The second year I was stationed in Panama I bought a motorcycle.It wasn't anything special, a little blue 1986 Sportster with a solo seat, but it gave me a freedom I hadn't had until then, and I used it to travel about the immediate vicinity of my post at Ft. Kobbe and see a little of the country I lived in. I enjoyed most of the trips I took up and down the "Inter-America" as the locals called the stretch of the Pan-American Highway that ran through the environs of Panama City.
Except for the bit where I had to go through the little town of Arraiján.
The one-stoplight part of town along the road was a notorious Panamanian speed trap, and by that I mean a revenue-generating machine, since speed had nothing to do with it. I assume that the locals were exempt, but I'll bet that other Panamanians, the "rabiblancos" from downtown and transisthmian travelers got nailed, too. Being unable to do anything other than DWG, I payed the driving-whilst-gringo penalty almost every time I passed through the burg.Speed was immaterial; I once tried to go as slow as I could short of actually falling over. Mal suerte, Yanqui; a ticket for you (if I understood the copper correctly) for going too fucking slowly and tying up the busy traffic of the Republic of Panama (one rackety Chiva bus and a panel truck, I recall).
But that point was that the tickets had nothing to do with traffic or enforcement of the Panamanian statues regulating traffic. It had everything to do with the salary of a Panamanian police officer and the cop culture of Panama.
Panamanian cops, like nearly every other Panamanian national functionary back in the Eighties, were paid better than most Panamanian civilians that didn't work for that money tree, the Canal Commission. But by any other standard, they were paid squat.

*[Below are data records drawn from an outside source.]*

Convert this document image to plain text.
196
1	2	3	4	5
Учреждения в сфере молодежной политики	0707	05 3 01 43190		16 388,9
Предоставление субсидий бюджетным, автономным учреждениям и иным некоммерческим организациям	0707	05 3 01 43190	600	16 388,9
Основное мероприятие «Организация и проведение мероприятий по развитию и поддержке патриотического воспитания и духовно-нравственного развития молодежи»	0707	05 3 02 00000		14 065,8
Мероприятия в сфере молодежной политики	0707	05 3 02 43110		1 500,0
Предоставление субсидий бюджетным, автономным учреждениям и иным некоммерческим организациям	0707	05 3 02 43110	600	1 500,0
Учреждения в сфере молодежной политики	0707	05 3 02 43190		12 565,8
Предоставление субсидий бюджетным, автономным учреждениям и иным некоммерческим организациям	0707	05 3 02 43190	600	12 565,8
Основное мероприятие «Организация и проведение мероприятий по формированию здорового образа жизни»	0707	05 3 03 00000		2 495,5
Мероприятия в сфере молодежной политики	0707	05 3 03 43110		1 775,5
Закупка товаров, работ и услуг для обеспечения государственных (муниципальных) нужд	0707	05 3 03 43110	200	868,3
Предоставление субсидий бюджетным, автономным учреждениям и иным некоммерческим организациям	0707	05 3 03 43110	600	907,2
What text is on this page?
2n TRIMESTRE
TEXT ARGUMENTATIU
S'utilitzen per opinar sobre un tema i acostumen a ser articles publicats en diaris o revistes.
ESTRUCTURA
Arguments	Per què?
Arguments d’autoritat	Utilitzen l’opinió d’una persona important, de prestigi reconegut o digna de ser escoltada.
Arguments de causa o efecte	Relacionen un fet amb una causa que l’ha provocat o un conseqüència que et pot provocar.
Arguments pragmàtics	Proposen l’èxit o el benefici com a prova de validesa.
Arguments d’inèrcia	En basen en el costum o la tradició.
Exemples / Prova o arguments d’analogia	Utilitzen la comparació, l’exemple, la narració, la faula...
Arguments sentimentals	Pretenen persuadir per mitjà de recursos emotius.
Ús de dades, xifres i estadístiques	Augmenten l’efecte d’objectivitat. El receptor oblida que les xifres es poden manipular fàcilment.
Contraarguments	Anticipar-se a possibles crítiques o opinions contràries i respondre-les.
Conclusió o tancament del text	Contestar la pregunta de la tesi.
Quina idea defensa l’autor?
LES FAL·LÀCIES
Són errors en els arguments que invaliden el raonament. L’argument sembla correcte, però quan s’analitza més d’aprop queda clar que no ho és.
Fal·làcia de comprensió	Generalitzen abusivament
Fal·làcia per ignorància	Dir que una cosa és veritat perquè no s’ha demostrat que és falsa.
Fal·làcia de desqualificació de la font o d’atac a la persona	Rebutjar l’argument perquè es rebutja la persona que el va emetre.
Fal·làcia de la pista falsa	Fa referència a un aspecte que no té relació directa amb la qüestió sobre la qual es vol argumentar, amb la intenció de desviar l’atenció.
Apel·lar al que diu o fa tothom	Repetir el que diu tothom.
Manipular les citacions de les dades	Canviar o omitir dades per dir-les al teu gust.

And the "civil service" culture of Panama had a streak of graft a mile wide and deeper than Gatun Lake.
So the policeman in Arraiján was on the take.And the clerk at the DNTT, where you got your Panamanian plates and license. And the guy doing the food inspections for the bodegas and kitchens in Panama (interestingly, in country if you said "Panama" everyone knew you were referring to the City of that name; the nation of Panama was referred to as "la pais" or some equivalent of "the nation" or "the country".), the guy taking your toll along the TransIsthmica, the highway from ocean to ocean...in fact, pretty much everyone in town had some sort of scam going on. It was how they made ends meet, since they worked for a poor country that paid them poorly.
And Panama was not the only place I watched this go on; in fact, pretty much everywhere outide the U.S. I spent any time; Honduras, Bolivia, Egypt...every public employee and a hell of a lot of the private ones stretched their incomes by mulcting the public they "served". La mordida - the "little bite" - came out of nearly everything you needed; inspections, licenses, travel...everything.
In China to adopt our little Miss we met the same; we had to bring "gifts" for every fucker in the process. The nannies in the orphanage, the orphanage director, the clerk at the public records office - in fact, the only people who DIDN'T formally solicit a little bribe were the coppers, making China one of the few parts of the Less-Developed World when I didn't associate a uniform with a gentle tug on the wallet.
But the reason I have been thinking about the policeman waiting patiently at the traffic light in Arraiján for his little bite is the recent furor over public unions and the apparently insatiable needs of the conservative party (and people, it seems) to beat down those damn tax-fattened hyenas until they accept their serfdom.Now I enjoy paying taxes about as much as anyone, and I certainly don't like the notion of bloated bureaucrats lolling about on my dime. But, unlike many of the people, especially many of the conservative people I read, I have read a little on the history of public employment in the U.S. AND have spent some time in places where the public employees really ARE serf-like.
And the reason that most U.S. public jobs pay middle-class wages - or better - has as much to do with the good of the public as it does the good of the "public servant". Because a poorly paid policeman, or clerk, or inspector - as anyone who's brain cell wasn't lonely should be able to figure out - would seem to be ideally placed to suppliment his or her income.
And do it in a way that most of us Americans, used to a relatively honest public workforce, would find extremely unpleasant.
One of the biggest reasons that the policeman in Arraiján could ply his trade was because he never touched los dorados - the golden ones, the truly wealthy - who had all the wealth they needed to buy protection from his irritating intrusion. A culture of public corruption can only really flourish in a society where the people who command the society are raised above the effects of the corruption...or benefit from it. In Panama back in 1986 they could do both, and did.
I wonder.
Could this recent enthusiasm for vilifying, and destroying the power of, the public employees in my country be related to changes in the U.S. of 2011 that make us more like the Panama of 1986 than the U.S. of 1986?Because I don't think I want the policeman...or the fireman, or the DMV clerk, or the building code inspector...in Portland, Oregon to feel the desire for the little bite of the policeman in Arraiján.